United States v. Wade, 388 U.S. 218 ( 87 S.C. 1926, 18 L.Ed.2d 1149), Gilbert v. California, 388 U.S. 263 ( 87 S.C. 1951, 18 L.Ed.2d 1178), and Stovall v. Denno, 388 U.S. 293 ( 87 S.C. 1967, 18 L.Ed.2d 1199), cited by Yancey, all concerned defendants' rights at a post-indictment identification confrontation. Those cases established that where an illegal post-indictment pre-trial confrontation was made, the witness' trial testimony about the identification confrontation itself was to be excluded, and the witness' in-court identification was also inadmissible unless the state successfully carried the burden of showing that the in-court identification sprang from an independent and untainted source. Prior to these three cases, the test applicable to out-of-court identifications was one of due process considering the totality of the circumstances. Kirby v. Illinois, 406 U.S. 682 ( 92 S.C. 1877, 32 L.Ed.2d 411) read Wade, Gilbert and Stovall to apply to post-indictment identifications and ruled that no per se exclusionary rule applied to pre-indictment confrontations. Accord West v. State, 229 Ga. 427 ( 192 S.E.2d 163). Such pre-indictment confrontations (such as Yancey's), should be scrutinized to determine whether the line-up was "unnecessarily suggestive and conducive to irreparable mistaken identification." 406 U.S. 691. Neil v. Biggers, 409 U.S. 188, 199 ( 93 S.C. 375, 34 L.Ed.2d 401), a recent Supreme Court pronouncement, applied the due process test to a show-up, such as Yancey was subjected to (as opposed to a line-up), on a statement of facts which does not definitely state, but clearly implies, that a pre-indictment identification had been made. Considering the "totality of the circumstances," the court wrote that it is the likelihood of misidentification which offends against due process and "the factors to be considered in evaluating the likelihood of misidentification include the opportunity of the witness to view the criminal at the time of the crime, the witness' degree of attention, the accuracy of the witness' prior description of the criminal, the level of certainty demonstrated by the witness at the confrontation." 409 U.S. 199. The court also wrote that "the admission of evidence of a show-up without more does not violate due process." Id. p. 198.

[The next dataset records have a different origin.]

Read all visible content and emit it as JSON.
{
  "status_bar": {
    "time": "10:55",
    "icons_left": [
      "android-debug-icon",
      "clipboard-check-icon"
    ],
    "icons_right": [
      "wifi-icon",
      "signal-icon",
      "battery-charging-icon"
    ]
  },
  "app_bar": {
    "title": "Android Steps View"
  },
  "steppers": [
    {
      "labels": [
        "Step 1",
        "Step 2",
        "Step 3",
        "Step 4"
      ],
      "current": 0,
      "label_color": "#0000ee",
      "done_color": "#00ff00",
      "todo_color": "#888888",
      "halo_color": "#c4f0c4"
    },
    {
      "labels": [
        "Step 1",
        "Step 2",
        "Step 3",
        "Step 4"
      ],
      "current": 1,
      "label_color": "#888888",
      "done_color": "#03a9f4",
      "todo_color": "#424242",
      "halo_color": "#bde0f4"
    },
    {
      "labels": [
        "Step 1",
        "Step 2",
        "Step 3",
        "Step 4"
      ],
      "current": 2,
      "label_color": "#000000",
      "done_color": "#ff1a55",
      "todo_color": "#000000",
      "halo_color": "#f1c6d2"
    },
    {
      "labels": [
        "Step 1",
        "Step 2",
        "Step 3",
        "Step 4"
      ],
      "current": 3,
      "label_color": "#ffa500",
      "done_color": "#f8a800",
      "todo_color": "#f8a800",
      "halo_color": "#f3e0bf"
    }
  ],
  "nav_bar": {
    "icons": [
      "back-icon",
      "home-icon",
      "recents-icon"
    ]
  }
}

Applying this test to Yancey's pre-indictment show-up, we find that Carlisle's opportunity for about 20 minutes during the commission of the crime to observe Yancey was unimpaired, at 10:00 a. m. under fluorescent lighting; that Carlisle's attention level was presumably very high since he was being subjected to an armed robbery and was for at least part of the time compelled to face the man who held the gun on him; that his trial-description of his degree of certainty at the time of the confrontation showed he had no doubt of the accuracy of his identification; and the time between crime and confrontation was only about one month. The record does not reflect Carlisle's earlier description of his assailant, but the absence of this information is not determinative. We find that even though Yancey had no attorney present at the show-up, nonetheless the confrontation here passed the Neil v. Biggers tests to screen out substantial opportunity for misidentification, and none of Yancey's rights were violated by the in-court identification of Yancey by Carlisle. There is no merit in the single enumeration of error. Accord Griffin v. State, 229 Ga. 165 ( 190 S.E.2d 61).
No error appearing, the conviction will be affirmed.
Judgment affirmed. All the Justices concur.